Still, most of the criticism of the challenge goes back to its ageism. Dr. LaBar is especially concerned about the impact of the challenge on older adults, whom he says are “particularly susceptible to the impact of negative implicit biases” of ageist attitudes. He explained that “in older adults, performance on memory tests and other cognitively-demanding tasks is impaired after participants had been given verbal reminders of negative aging stereotypes, like older adults are generally slow’ and ‘older adults tend to be forgetful.’”
But Dr. LaBar wasn’t ready to write the challenge off. He told me that some people who have “owned” this challenge have used it to mark major life transitions” — beating cancer, surviving a trauma, graduating from college. “In these cases, the challenge is used as a means of self-actualization, self-affirmation and pride, which is extremely powerful.”
Maybe in joining the challenge I was “celebrating” my age rather than “defying” it. Yes, my skin is dryer, my hair thinner and my cheeks succumbing to gravity. Under the hood my cholesterol is higher, as is my calcium level, an indicator of heart attack risk.
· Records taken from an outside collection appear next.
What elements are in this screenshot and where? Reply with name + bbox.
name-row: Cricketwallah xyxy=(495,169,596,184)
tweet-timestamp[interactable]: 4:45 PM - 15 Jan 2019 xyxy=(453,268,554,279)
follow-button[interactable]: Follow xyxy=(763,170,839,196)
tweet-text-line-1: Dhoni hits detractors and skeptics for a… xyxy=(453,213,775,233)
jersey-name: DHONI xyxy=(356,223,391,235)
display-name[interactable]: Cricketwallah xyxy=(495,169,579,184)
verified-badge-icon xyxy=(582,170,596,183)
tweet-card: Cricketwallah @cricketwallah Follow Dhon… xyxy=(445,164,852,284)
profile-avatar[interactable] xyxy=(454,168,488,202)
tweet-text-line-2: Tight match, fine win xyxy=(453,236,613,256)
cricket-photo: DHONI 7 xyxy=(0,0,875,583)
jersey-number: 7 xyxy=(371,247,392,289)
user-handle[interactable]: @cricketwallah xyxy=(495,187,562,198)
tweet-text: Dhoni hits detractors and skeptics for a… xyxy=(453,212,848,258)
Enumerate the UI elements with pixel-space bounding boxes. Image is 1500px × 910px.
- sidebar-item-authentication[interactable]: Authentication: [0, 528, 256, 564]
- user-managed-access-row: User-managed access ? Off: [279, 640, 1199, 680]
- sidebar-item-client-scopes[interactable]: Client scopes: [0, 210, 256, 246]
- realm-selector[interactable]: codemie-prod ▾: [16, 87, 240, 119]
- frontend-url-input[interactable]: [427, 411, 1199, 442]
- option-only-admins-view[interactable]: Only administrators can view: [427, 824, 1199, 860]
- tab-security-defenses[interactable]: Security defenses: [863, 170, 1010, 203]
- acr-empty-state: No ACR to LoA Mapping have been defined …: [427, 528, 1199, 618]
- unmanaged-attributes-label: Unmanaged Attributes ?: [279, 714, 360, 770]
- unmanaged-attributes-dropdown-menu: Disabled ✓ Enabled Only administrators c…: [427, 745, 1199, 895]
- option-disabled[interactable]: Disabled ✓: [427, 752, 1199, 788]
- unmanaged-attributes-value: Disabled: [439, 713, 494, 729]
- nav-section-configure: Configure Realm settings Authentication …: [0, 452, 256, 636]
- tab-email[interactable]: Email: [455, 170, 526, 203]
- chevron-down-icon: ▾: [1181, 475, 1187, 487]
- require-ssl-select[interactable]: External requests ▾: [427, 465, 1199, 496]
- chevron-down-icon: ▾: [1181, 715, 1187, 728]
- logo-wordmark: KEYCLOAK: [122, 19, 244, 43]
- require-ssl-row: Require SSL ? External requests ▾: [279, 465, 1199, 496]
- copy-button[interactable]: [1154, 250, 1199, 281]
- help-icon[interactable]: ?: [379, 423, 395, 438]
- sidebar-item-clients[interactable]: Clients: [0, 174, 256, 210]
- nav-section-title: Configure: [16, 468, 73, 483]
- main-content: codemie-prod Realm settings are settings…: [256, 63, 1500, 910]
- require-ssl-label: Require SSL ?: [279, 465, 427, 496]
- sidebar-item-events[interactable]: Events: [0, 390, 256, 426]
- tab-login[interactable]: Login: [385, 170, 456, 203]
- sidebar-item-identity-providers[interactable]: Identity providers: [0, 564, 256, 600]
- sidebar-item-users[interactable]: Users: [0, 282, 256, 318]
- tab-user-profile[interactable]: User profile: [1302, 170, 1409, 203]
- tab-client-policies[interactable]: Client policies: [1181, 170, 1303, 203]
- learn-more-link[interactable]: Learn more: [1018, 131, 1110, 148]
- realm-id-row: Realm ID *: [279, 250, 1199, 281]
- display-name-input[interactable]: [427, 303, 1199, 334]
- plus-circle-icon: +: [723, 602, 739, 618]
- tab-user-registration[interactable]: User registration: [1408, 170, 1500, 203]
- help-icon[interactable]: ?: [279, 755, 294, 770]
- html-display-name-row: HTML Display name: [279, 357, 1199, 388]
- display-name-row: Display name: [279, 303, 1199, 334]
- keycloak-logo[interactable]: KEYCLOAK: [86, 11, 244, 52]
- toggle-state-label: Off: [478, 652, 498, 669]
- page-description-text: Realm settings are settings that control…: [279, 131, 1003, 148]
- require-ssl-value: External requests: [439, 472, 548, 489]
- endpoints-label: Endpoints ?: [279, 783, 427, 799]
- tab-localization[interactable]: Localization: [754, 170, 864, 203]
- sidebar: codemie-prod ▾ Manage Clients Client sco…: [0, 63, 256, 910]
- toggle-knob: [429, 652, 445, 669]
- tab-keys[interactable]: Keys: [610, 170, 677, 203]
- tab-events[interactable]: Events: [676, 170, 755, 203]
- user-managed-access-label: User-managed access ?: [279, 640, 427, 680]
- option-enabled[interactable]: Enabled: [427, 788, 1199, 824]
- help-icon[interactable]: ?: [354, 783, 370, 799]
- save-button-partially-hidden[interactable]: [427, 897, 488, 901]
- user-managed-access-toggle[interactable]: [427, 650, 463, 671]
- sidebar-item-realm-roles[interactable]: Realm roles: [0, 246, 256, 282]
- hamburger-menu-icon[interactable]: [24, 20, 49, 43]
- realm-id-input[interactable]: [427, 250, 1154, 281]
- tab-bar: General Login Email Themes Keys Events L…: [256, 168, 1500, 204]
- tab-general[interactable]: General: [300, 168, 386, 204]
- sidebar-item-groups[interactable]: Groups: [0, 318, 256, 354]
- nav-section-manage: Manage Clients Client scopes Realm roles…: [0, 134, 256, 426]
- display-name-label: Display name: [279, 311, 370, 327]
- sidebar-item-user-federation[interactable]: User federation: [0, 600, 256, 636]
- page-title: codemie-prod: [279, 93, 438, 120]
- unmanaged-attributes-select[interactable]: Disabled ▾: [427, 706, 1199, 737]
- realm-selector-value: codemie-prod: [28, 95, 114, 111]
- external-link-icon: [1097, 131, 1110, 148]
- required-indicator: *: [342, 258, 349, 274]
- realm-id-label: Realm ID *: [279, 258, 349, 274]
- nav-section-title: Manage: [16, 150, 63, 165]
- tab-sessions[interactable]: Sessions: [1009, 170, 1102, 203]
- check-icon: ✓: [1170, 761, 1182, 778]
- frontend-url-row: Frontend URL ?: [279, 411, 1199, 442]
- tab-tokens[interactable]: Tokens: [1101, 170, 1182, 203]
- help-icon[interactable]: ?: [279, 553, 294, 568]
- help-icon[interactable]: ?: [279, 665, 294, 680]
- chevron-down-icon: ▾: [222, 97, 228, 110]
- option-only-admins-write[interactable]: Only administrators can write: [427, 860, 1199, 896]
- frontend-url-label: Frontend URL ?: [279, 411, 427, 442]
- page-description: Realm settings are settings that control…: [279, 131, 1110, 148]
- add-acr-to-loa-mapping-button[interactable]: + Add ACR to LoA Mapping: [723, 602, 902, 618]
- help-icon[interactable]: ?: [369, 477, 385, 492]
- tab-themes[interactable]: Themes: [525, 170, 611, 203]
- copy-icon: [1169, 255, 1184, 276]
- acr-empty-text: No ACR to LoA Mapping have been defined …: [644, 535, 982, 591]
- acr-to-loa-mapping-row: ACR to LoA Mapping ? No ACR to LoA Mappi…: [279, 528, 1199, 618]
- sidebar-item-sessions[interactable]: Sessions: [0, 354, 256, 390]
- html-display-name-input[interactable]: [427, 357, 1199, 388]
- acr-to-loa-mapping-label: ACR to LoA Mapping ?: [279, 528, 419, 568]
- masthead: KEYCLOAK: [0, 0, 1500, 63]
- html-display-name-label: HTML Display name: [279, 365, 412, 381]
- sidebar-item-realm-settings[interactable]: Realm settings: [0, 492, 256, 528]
My heart has also been battered by loss and sorrow, which reminds me of Elaine Stritch singing “I’m Still Here.”
“I got through all of last year
And I’m here.
Lord knows, at least I was there,
And I’m here!
Look who’s here!
I’m still here!”
That’s the caption I should have written: “I’m still here!”
Steven Petrow, a Hillsborough, N.C., writer, is a regular contributor to Well.